= Shintani zeta function =

In mathematics, a Shintani zeta function or Shintani L-function is a generalization of the Riemann zeta function. They were first studied by Shintani (1976). They include Hurwitz zeta functions and Barnes zeta functions.

==Definition==
Let $P(\mathbf{x})$ be a polynomial in the variables $\mathbf{x}=(x_1,\dots,x_r)$ with real coefficients such that $P(\mathbf{x})$ is a product of linear polynomials with positive coefficients, that is, $P(\mathbf{x})=P_1(\mathbf{x})P_2(\mathbf{x})\cdots P_k(\mathbf{x})$, where $$P_i(\mathbf{x})= a_{i1} x_1 + a_{i2} x_2 +\cdots + a_{ir}x_r + b_i,$$where $a_{ij}>0$, $b_i>0$ and $k=\deg P$. The Shintani zeta function in the variable $s$ is given by (the meromorphic continuation of)$$\zeta(P;s)=\sum_{x_1,\dots,x_r=1}^{\infty}\frac{1}{P(\mathbf{x})^s}.$$

== The multi-variable version ==
The definition of Shintani zeta function has a straightforward generalization to a zeta function in several variables $(s_1,\dots,s_k)$ given by$$\sum_{x_1,\dots,x_r=1}^{\infty}\frac{1}{P_1(\mathbf{x})^{s_1}\cdots P_k(\mathbf{x})^{s_k}}.$$The special case when k = 1 is the Barnes zeta function.

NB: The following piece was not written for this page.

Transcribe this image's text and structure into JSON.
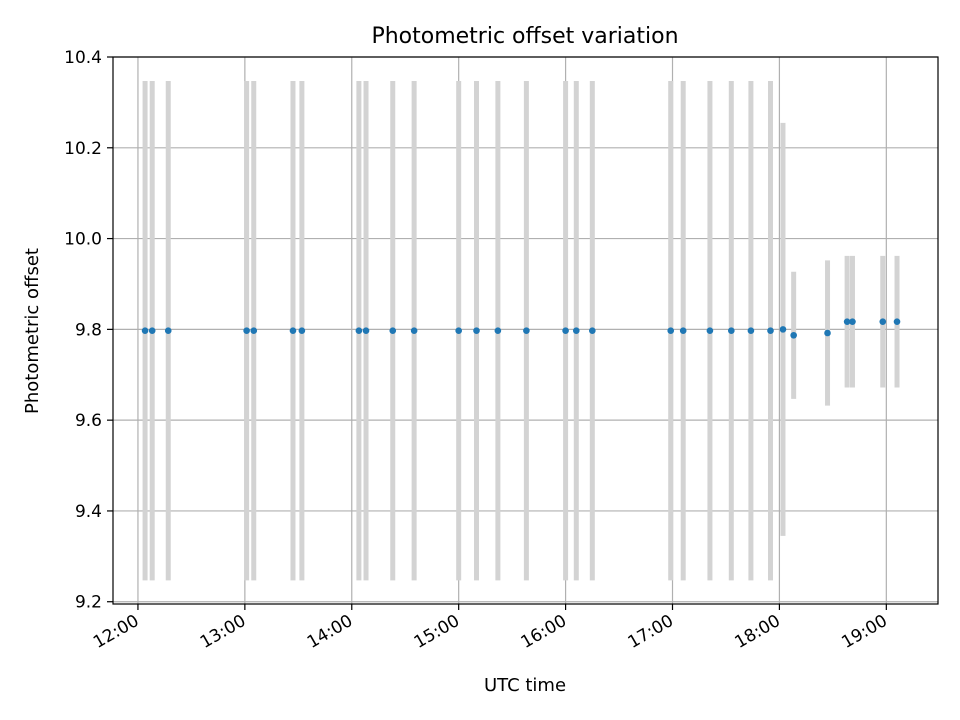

== Relation to Witten zeta functions ==
Just like Shintani zeta functions, Witten zeta functions are defined by polynomials which are products of linear forms with non-negative coefficients. Witten zeta functions are however not special cases of Shintani zeta functions because in Witten zeta functions the linear forms are allowed to have some coefficients equal to zero. For example, the polynomial $(x+1)(y+1)(x+y+2)/2$ defines the Witten zeta function of $SU(3)$ but the linear form $x+1$ has $y$-coefficient equal to zero.